Capacity to litigate 

February, 2022 - Shoosmiths LLP

The Court of Appeal has considered the question of whether it is fair and appropriate for a Court of Protection Judge to visit the person who lacks mental capacity and about whom the Judge is being asked to make a best interest decision.

Mr Justice Mostyn, sitting in the Family Court, has recently provided further guidance about determining whether a party to litigation has mental capacity to litigate. The consequences of litigating if you lack capacity, or of litigating against a person who lacks capacity, are that the proceedings and any settlements negotiated are likely to be void if the person lacking capacity does not have the benefit of assistance from a ‘litigation friend’, who is someone with full capacity that is able to make decisions for them.

Section 2 of the Mental Capacity Act 2005 provides that a person lacks capacity in relation to a matter if at the material time he is unable to make a decision for himself in relation to the matter because of an impairment of, or a disturbance in the functioning of, the mind or brain.

Section 3 goes on to set out that for the purposes of section 2, a person is ‘unable to make a decision for himself’ if he is unable:

  1. to understand the information relevant to the decision, and/or
  2. to retain that information, and/or
  3. to use or weigh that information as part of the process of making the decision, and/or
  4. to communicate his decision (whether by talking, using sign language or any other means).

In relation to any form of litigation that capacity test applies to the litigation as a whole, so it is not possible to have capacity for some decisions in the litigation but not others.

In the recent case of Richardson-Ruhan v Ruhan & Ors [2021] 18-19 January 2021, Mr Justice Mostyn heard evidence from a capacity assessor whose opinion was that the wife in this family case would have capacity to make the relevant decisions if, and only if, she had the benefit of legal advice and representation. If she did not have legal advice then he did not think that she would be capable of navigating the legal complexities involved.

The Judge’s view was that “the capacity to conduct proceedings cannot depend on whether the party receives no legal advice, or good legal advice or bad legal advice. If the party would be capable of making the necessary decisions with the benefit of advice then she has capacity whether or not she actually has the benefit of that advice.”

In other words, if a party to litigation is able to seek legal advice and will only have full capacity to conduct the litigation if that advice is received, it is reasonable to make the determination of capacity on the basis that the legal advice and representation will actually be obtained.

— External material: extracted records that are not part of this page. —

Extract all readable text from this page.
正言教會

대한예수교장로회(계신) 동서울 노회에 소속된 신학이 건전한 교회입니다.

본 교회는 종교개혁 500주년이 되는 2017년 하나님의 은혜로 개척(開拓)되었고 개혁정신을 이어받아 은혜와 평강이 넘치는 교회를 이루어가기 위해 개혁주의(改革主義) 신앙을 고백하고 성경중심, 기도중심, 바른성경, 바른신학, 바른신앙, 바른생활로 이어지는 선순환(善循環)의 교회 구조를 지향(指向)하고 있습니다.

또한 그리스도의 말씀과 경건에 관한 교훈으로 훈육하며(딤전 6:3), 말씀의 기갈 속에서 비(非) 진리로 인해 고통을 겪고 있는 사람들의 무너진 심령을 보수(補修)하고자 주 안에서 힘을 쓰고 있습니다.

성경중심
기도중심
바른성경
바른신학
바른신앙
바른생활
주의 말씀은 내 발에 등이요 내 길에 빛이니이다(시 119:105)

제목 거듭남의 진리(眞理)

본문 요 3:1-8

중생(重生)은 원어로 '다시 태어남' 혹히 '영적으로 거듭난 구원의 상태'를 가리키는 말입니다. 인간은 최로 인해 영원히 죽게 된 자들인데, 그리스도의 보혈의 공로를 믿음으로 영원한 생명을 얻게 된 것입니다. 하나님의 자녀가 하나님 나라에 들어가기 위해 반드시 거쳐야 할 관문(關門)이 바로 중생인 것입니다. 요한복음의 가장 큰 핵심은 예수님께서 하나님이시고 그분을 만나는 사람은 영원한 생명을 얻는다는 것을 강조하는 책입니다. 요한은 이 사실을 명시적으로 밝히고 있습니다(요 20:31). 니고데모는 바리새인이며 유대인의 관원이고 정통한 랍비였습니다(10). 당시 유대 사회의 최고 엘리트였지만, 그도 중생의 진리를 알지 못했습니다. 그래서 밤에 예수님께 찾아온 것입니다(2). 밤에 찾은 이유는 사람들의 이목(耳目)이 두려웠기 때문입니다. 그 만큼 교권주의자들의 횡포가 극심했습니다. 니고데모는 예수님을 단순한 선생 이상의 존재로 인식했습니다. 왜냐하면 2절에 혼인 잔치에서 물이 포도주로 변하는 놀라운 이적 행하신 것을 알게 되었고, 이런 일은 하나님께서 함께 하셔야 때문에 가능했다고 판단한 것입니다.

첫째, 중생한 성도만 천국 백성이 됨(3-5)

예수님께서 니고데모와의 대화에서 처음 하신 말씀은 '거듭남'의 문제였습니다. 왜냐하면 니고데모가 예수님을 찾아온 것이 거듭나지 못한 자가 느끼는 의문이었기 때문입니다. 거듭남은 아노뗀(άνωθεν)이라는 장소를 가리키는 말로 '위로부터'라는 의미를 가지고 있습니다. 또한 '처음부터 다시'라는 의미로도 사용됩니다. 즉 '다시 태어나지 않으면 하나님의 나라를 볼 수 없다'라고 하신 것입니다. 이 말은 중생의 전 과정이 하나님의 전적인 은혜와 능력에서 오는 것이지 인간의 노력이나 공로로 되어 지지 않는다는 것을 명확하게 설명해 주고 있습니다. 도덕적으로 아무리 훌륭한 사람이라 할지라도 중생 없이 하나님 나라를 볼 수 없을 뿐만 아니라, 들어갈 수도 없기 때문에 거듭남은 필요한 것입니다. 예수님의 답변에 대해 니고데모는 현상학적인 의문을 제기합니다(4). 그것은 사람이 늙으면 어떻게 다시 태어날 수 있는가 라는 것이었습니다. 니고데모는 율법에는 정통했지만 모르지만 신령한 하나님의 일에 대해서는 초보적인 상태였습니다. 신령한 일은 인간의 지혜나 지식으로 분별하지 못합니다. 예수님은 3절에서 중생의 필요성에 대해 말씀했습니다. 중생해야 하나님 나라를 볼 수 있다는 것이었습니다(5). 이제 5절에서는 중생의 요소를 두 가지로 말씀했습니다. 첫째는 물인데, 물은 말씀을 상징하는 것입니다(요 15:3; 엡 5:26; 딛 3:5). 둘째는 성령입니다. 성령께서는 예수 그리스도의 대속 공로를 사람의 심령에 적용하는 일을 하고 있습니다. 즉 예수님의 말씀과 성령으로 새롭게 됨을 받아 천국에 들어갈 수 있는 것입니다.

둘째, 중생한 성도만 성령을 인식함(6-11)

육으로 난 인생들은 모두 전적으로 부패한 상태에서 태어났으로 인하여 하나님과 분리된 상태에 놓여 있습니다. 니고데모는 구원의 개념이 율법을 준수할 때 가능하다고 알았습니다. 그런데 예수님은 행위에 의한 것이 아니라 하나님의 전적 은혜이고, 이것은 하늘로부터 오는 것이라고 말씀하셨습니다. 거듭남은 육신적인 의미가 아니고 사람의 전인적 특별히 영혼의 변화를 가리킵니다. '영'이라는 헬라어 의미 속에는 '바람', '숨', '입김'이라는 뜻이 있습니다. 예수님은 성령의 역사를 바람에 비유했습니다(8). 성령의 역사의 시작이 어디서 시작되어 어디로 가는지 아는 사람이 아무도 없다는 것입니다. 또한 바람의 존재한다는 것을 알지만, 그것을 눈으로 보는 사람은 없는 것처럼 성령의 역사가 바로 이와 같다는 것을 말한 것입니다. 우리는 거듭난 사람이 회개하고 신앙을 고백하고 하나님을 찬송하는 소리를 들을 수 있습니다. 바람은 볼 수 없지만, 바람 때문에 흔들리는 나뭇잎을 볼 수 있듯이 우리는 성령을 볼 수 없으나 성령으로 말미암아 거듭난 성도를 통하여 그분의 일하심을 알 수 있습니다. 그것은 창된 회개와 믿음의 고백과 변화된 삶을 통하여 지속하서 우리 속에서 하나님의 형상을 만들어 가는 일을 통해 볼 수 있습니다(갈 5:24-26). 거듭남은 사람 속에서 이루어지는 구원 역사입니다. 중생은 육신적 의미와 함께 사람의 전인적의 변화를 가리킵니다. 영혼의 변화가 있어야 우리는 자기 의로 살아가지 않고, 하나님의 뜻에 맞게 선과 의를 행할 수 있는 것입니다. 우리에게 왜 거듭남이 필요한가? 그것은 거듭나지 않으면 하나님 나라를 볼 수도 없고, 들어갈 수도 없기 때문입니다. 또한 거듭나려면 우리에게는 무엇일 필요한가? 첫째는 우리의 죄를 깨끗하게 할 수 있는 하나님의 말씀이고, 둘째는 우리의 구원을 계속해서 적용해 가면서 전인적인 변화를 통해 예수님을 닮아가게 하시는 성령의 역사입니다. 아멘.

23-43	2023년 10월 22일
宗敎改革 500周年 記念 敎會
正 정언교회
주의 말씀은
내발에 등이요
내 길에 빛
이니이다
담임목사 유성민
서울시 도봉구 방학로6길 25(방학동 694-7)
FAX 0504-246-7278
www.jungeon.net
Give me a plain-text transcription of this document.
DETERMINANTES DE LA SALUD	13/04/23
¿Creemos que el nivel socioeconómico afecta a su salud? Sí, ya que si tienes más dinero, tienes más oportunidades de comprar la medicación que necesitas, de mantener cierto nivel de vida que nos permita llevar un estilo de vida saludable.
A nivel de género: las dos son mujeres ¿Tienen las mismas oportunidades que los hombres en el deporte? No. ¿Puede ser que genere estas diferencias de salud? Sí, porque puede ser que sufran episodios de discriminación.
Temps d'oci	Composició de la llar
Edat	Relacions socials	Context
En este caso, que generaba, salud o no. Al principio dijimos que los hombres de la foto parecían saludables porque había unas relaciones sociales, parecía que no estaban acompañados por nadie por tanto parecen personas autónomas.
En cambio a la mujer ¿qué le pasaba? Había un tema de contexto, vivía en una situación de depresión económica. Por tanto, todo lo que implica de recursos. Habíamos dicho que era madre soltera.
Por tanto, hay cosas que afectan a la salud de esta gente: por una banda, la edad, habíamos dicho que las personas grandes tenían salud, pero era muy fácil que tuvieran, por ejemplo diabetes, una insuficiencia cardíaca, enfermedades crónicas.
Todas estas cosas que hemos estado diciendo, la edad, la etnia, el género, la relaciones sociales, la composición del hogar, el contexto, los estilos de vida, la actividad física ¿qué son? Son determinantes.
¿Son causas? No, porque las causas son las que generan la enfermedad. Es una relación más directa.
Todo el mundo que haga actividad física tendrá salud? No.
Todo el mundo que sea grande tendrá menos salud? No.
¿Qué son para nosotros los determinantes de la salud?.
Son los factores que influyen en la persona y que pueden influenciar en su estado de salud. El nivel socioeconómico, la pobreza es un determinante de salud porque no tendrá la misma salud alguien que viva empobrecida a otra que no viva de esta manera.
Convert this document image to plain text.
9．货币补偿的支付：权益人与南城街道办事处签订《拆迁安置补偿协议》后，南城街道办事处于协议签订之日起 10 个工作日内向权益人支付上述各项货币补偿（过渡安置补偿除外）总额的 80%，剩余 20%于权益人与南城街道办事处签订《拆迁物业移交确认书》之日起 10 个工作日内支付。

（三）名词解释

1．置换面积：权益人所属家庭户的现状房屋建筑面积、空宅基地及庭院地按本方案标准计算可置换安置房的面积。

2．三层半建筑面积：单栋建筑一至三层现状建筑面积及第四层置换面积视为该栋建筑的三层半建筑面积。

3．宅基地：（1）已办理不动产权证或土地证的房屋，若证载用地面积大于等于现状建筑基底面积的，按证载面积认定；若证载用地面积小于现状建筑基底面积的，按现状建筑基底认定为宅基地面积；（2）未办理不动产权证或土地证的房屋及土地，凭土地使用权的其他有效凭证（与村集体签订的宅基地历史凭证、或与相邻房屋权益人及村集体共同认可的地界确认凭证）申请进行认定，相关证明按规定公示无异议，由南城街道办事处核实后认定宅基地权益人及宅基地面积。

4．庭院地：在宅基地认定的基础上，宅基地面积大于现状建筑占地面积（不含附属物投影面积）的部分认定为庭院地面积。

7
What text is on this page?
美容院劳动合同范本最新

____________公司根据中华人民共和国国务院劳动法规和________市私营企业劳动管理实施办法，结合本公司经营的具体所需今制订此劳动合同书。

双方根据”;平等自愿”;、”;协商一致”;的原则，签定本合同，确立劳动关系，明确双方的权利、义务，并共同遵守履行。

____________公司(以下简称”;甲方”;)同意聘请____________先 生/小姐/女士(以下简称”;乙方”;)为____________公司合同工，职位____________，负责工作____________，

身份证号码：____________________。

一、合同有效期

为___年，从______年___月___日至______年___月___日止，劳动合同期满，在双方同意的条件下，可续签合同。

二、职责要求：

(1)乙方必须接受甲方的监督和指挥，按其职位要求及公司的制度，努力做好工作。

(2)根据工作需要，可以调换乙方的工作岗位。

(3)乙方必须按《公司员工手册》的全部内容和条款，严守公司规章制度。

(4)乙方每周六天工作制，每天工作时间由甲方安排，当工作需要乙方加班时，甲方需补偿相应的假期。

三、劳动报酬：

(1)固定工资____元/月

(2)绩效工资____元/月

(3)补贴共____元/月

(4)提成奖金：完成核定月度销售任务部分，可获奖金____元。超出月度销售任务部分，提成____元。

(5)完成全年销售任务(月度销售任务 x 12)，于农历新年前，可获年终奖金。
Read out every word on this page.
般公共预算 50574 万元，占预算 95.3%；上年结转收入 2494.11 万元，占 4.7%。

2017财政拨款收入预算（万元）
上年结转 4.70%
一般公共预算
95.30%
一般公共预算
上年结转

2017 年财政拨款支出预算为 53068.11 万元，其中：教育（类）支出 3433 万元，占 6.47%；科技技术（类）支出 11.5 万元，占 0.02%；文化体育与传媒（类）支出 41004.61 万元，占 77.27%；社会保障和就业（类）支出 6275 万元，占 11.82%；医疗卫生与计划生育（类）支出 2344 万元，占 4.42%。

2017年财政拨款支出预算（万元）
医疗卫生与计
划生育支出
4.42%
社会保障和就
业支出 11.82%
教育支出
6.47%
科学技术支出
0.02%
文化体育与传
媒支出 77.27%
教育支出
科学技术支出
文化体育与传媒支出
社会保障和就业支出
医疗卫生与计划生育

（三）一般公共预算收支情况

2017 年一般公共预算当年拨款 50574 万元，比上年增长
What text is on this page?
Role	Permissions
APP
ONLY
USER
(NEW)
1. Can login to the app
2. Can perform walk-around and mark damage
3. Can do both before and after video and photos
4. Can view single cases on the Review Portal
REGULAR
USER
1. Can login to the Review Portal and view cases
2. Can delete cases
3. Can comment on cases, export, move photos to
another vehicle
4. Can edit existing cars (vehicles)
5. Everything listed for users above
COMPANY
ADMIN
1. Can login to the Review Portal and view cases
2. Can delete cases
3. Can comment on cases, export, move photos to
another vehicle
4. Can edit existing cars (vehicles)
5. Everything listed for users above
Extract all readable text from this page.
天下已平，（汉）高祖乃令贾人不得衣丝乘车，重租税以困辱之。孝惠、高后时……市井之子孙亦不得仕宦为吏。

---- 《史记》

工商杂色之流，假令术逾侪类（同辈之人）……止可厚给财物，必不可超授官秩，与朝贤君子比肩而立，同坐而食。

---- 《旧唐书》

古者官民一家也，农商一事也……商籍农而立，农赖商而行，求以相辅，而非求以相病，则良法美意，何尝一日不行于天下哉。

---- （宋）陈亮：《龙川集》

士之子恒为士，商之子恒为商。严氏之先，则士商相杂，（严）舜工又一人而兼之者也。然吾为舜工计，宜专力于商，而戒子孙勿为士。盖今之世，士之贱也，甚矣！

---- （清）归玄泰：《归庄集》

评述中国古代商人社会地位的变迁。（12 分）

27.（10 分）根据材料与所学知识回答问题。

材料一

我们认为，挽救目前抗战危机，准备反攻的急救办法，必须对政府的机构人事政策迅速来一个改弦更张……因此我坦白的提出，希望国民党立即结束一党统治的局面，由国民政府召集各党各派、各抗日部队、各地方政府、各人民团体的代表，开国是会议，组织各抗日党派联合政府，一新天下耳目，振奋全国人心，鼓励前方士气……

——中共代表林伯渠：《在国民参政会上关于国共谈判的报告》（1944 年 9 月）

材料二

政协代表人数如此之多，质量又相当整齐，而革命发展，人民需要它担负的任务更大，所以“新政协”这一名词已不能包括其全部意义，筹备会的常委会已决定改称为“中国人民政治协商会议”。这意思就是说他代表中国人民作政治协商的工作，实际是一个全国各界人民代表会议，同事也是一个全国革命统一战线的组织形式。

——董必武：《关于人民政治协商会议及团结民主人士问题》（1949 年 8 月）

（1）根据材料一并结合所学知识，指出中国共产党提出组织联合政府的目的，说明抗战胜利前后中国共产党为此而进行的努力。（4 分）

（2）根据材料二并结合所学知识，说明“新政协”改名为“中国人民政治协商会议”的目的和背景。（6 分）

The Court of Protection team at Shoosmiths acts for clients who lack the mental capacity to manage their own property and financial affairs. This involves assessing and reviewing capacity for a range of decisions on a regular basis, and we are experts in advising on capacity under the Mantel Health Act 2005. It is always helpful to have clarity from the courts as to how capacity should be assessed, although the biggest question this case raises is what happens with those clients who have borderline capacity but cannot be relied upon to seek and obtain the advice that they require in order to make decisions? Will they be deemed to have capacity now? Currently, lack of engagement with a range of advisory and support services can be used as evidence of lack of capacity.